In the third of our reports on food systems governance, IPES-Food documents a history of growing corporate influence over our food, and proposes transformative solutions to democratize governance to serve the public interest.
Corporations are unduly shaping the institutions, policies and norms that govern our food systems. As transnational food and farming companies grow ever bigger, their playbook is evolving and their ability to set the agenda is increasing. They have convinced governments they must be central in any discussion on the future of our food.
Responding to the ongoing food price crisis, worsening hunger, and the climate crisis, requires acting against powerful vested interests. Yet this entails decision-making that is free from corporate overreach and that serves the demands of communities most in need.
IPES-Food calls to shift the balance of power from corporations to communities:
- Addressing the influence of corporations at all levels of decision-making – including through a UN-wide Corporate Accountability Framework and robust conflict of interest policies.
 - Moving beyond ‘damage control’ by creating new autonomous governance spaces to allow people and affected communities to engage with decision-making on food on their own terms.
 
Corporations have long influenced decisions around food, but we have observed that in recent years this influence has increased and deepened. Giant food and farming corporations have managed to convince governments and the UN that they must be central in any decisions on the future of our food.
Sofia Monsalve, IPES-Food expert
It’s insidious – corporate control over our food has become the norm. From academic curricula to healthy diet initiatives, from UN summits to scientific research – the signs of corporate influence over food systems are everywhere. But we cannot respond adequately to the ongoing food price crisis, climate change or worsening hunger without confronting these powerful vested interests.

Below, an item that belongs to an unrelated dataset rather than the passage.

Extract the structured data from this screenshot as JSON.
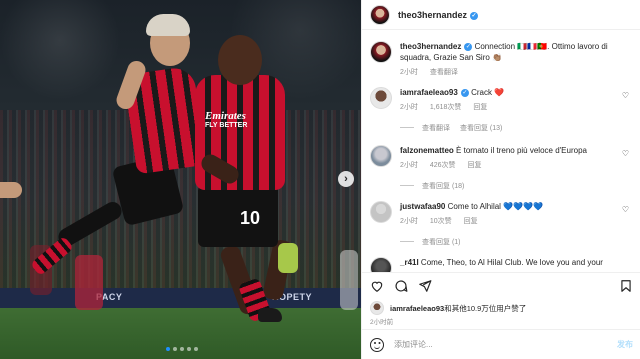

Molly Anderson, IPES-Food expert
Communities need a stronger voice in the way our food system runs. We must adjust the unjust decision-making structures around food to shift the balance of power from corporations to communities. We need better ways to hold corporations accountable for human rights abuses, tougher limits on corporate lobbying and conflicts of interest, and new democratic spaces that prioritize the voices and needs of communities most in need.